— Атаманы-молодцы! Братья! Казаки-тиханушки и вы, честной люд — бурлачки да разбойничьи! Вот он, Черкасский город, глядит на вас! Наш он отныне. Отсюда станем мы волю реки держать, станем устрой живота делать, как от веку повелось, дабы всем было вольно и хлебно — казаку, его детям, жёнам, казацким вдовам и всем, кто пришёл к нам на Тихий Дон! Не станем мы кровь лить христианскую с новым князем Долгоруким, что ныне полки на нас собирает, станем мы ему и царю гутарить про мир меж нас, а коли станет тот князь Долгорукой наши станицы трогать, наших людей теснить — уготовим ему братову постель! Вот она, сабля! — выхватил Булавин свою саблю, и в тот же миг над тысячами голов ослепительным полымем блеснуло на майском солнышке целое море сабель, и рёв потряс весь город.
— Веди, атаман, на Азов! Веди на Азов! — заревела масса.
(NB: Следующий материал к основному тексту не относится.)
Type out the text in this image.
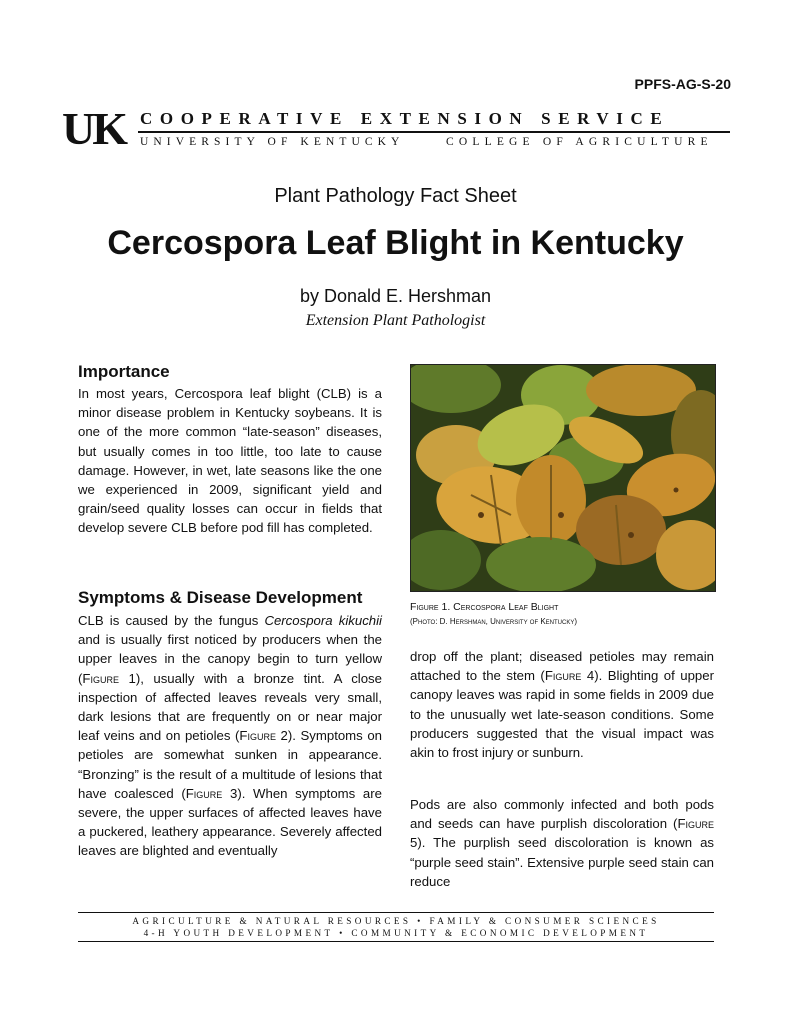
PPFS-AG-S-20
UK COOPERATIVE EXTENSION SERVICE
UNIVERSITY OF KENTUCKY	COLLEGE OF AGRICULTURE
Plant Pathology Fact Sheet
Cercospora Leaf Blight in Kentucky
by Donald E. Hershman
Extension Plant Pathologist
Importance

In most years, Cercospora leaf blight (CLB) is a minor disease problem in Kentucky soybeans. It is one of the more common “late-season” diseases, but usually comes in too little, too late to cause damage. However, in wet, late seasons like the one we experienced in 2009, significant yield and grain/seed quality losses can occur in fields that develop severe CLB before pod fill has completed.

Symptoms & Disease Development

CLB is caused by the fungus Cercospora kikuchii and is usually first noticed by producers when the upper leaves in the canopy begin to turn yellow (Figure 1), usually with a bronze tint. A close inspection of affected leaves reveals very small, dark lesions that are frequently on or near major leaf veins and on petioles (Figure 2). Symptoms on petioles are somewhat sunken in appearance. “Bronzing” is the result of a multitude of lesions that have coalesced (Figure 3). When symptoms are severe, the upper surfaces of affected leaves have a puckered, leathery appearance. Severely affected leaves are blighted and eventually

Figure 1. Cercospora Leaf Blight
(Photo: D. Hershman, University of Kentucky)

drop off the plant; diseased petioles may remain attached to the stem (Figure 4). Blighting of upper canopy leaves was rapid in some fields in 2009 due to the unusually wet late-season conditions. Some producers suggested that the visual impact was akin to frost injury or sunburn.

Pods are also commonly infected and both pods and seeds can have purplish discoloration (Figure 5). The purplish seed discoloration is known as “purple seed stain”. Extensive purple seed stain can reduce

AGRICULTURE & NATURAL RESOURCES • FAMILY & CONSUMER SCIENCES
4-H YOUTH DEVELOPMENT • COMMUNITY & ECONOMIC DEVELOPMENT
— Дайте срок! — поднял Булавин руку.
— Говори атаманово слово — и Троецкий возьмём! Говори!
— Дайте срок — возьмём и Троецкий! Токмо забыли мы, атаманы-молодцы, что сидит у нас в колодках Максимов со старшиною. Пять дён сидит. Что делать станем?
— Смерть изменникам! Смерть!
— Реку боярам продали! Смерть! Ведите их!
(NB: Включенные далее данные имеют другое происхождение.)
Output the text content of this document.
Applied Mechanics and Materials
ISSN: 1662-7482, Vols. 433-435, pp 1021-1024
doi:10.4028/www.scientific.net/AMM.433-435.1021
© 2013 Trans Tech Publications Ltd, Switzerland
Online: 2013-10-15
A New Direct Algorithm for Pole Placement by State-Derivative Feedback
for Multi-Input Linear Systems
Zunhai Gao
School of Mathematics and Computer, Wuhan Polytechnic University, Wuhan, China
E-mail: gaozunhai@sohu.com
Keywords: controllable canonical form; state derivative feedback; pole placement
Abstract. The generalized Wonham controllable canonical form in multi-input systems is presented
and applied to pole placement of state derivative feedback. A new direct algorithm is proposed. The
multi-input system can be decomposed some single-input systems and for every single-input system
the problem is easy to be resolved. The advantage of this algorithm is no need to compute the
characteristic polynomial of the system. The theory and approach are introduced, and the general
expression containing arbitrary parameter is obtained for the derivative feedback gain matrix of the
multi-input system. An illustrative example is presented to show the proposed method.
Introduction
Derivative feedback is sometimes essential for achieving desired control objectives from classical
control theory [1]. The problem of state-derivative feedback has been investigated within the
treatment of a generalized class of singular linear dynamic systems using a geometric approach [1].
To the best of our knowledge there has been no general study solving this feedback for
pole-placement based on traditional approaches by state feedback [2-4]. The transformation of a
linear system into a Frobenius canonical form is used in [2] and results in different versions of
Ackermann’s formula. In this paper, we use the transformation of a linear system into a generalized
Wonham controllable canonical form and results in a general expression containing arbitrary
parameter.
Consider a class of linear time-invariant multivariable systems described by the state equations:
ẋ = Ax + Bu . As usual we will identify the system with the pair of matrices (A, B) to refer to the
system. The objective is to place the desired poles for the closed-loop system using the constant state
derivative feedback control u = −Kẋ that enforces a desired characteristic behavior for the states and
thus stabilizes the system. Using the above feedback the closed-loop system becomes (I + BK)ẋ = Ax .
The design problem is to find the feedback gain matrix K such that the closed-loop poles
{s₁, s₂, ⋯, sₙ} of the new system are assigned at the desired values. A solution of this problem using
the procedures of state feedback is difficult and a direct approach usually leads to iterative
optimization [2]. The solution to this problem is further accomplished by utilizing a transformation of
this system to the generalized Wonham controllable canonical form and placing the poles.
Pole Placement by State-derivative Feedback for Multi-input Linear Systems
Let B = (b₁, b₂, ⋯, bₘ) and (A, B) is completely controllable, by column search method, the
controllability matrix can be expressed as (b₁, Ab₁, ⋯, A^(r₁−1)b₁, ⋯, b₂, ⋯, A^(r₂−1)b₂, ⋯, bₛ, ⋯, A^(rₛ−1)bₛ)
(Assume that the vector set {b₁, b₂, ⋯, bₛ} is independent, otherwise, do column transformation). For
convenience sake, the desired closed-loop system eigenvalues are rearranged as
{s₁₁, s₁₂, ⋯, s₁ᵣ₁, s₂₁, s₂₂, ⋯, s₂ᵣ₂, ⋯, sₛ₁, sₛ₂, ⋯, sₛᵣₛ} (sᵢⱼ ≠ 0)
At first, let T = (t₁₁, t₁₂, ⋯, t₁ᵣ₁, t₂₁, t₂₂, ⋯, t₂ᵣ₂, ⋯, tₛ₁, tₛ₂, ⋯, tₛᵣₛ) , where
— Хватит поститься им! Ведите!
— Вели, атаман, я сам им головы отрублю! — выкрикнул Щука, нетерпеливо потрясая тяжёлым турецким ятаганом.
Страсти разгорались, и только казнь могла теперь унять страшный порыв огромной толпы вооружённых людей. Булавин понял с еле шевельнувшимся чувством сожаления, пробившимся через толщу большой личной обиды, что судьба Максимова решится тотчас.
Толпа расступилась. К самому поставцу приволокли старшин и Максимова. От кабака прикатили широкий пень.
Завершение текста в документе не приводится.